The most unusual moai in Rano Raraku is the bearded Tukuturi, carved from red volcanic slag. He is on his knees with his head raised. This figure is believed to be associated with the Tangata Manu cult.
For the manufacture of moai, the Natives chose a relatively soft rock – volcanic tuff. Initially, they carved the face with stone hammers, then ears and arms with long fingers connected below the abdomen. Then the stone was cut from the sides, forming the back, which was then separated from the stone massif.
After that, the statue could be lowered down the slope to the foot of the volcano. At the bottom of the installed moai, the neck and back were trimmed and the surface was finally polished.
Ahu Akivi is another mysterious place in Rapa Nui National Park.
It is a sanctuary for the ancient inhabitants of the island, built around 1500 AD. Stone idols are located on a site in the depths of the island and their faces are facing the ocean. The height of each of the statues exceeds three and a half meters and weighs about 18 tons.
All seven Ahu-Akivi moai are similar in style and are set with astronomical precision. Their gaze is directed towards the point where the sun stands at the equinox.
There is a legend that these seven moai personify the seven messengers of the Polynesian leader Hotu Matua. They were sent to seek a new homeland for him and his tribe.
On the east coast of Easter Island in Hutuichi Bay, there is the largest ritual complex – Ahu Tongariki.
Here on a pedestal there are 15 stone idols of different types and sizes. The largest of them “Patro” is 10 meters high and weighs 82 tons.
At dawn, the moai Ahu Tongariki are especially beautiful and mysterious. Being here it seems that we have returned five hundred years ago to the ancient history of the island.
On the west coast of the island, on the outskirts of Hanga Roa, is located Ahu Tahai.
Here moai of various shapes and sizes are placed on three ceremonial platforms.
And next to Ahu Tahai is another majestic idol of Hanga Kyoe.
In the north of the island, in the picturesque bay of Anakena, behind the shade of a palm grove, there is a magnificent beach with white sand. It was the place where the first settlers arrived under the leadership of the supreme leader Hotu Matua.
At the edge of the beach, there are seven graceful stone images of Ahu-Nao-Nao.
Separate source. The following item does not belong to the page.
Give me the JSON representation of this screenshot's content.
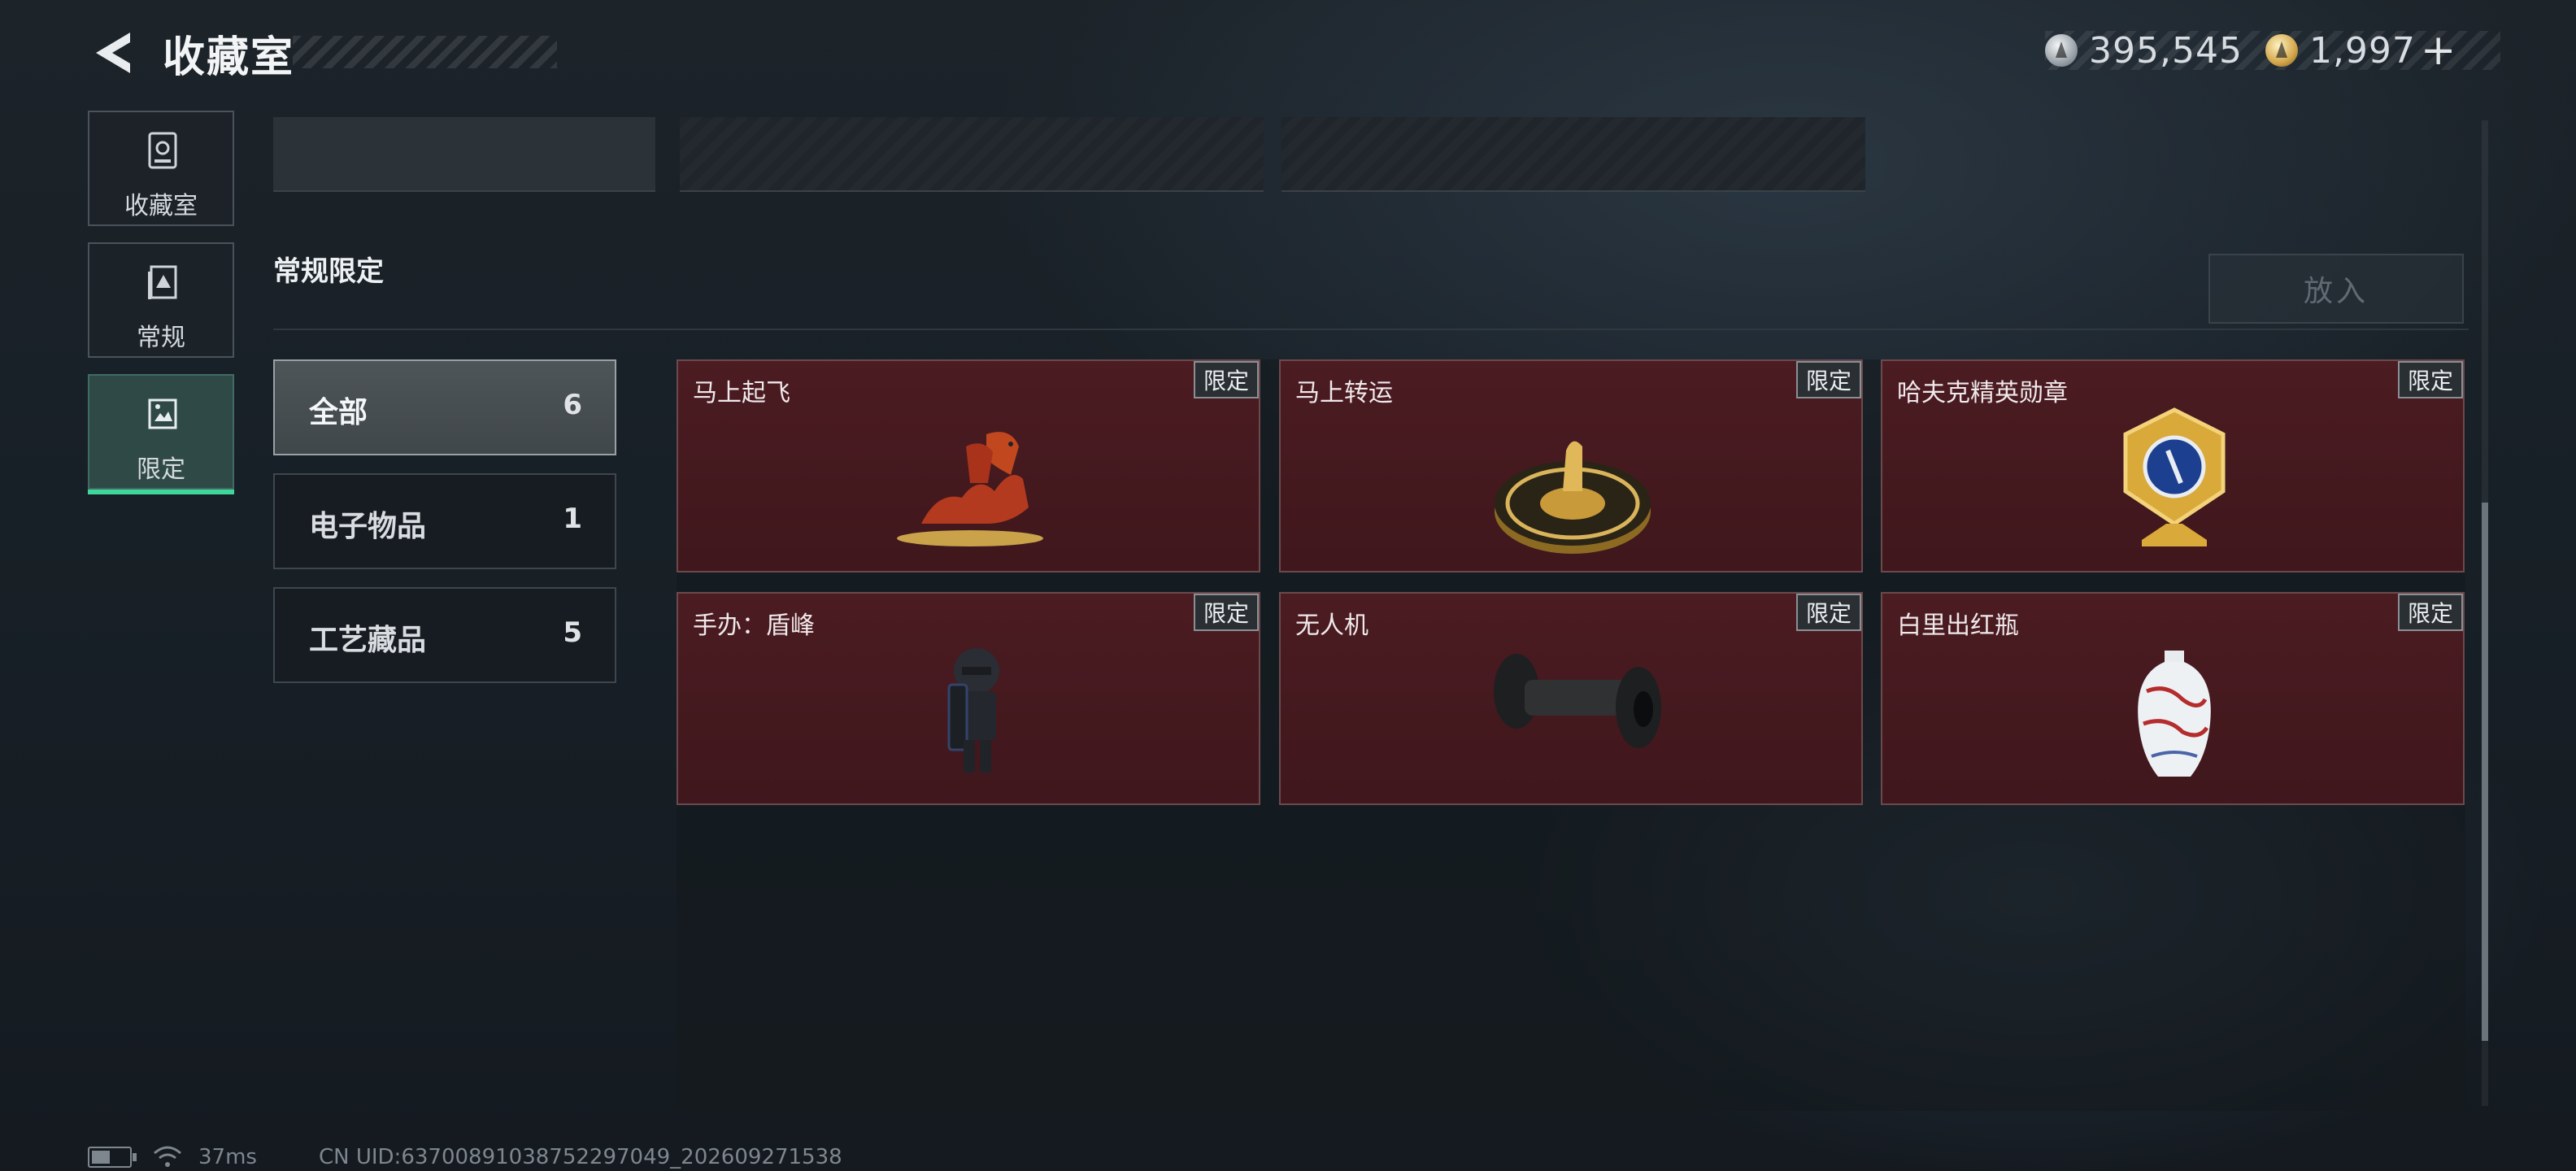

Their bodies are thinner than most of the moai found on the island, and their heads are covered with pukao hats, neatly carved from red volcanic slag. .
A quiet bay, tall palm trees, silent statues of formidable moai make us forget about time and involuntarily touch the tragic fate of the ancient inhabitants of the island.
Looking at these majestic monuments of the past, it is difficult to realize that only 1600 years ago this deserted island appeared before the first settlers as a paradise with an abundance of food, many building materials and ample living space.
The inhabitants of the island erected moai, hoping to protect the spirits incarnated in stone, but unfortunately, this monumental program led their land to environmental disaster. And the stone idols created by them continue to rise above the island today, remaining unwitting monuments to human folly.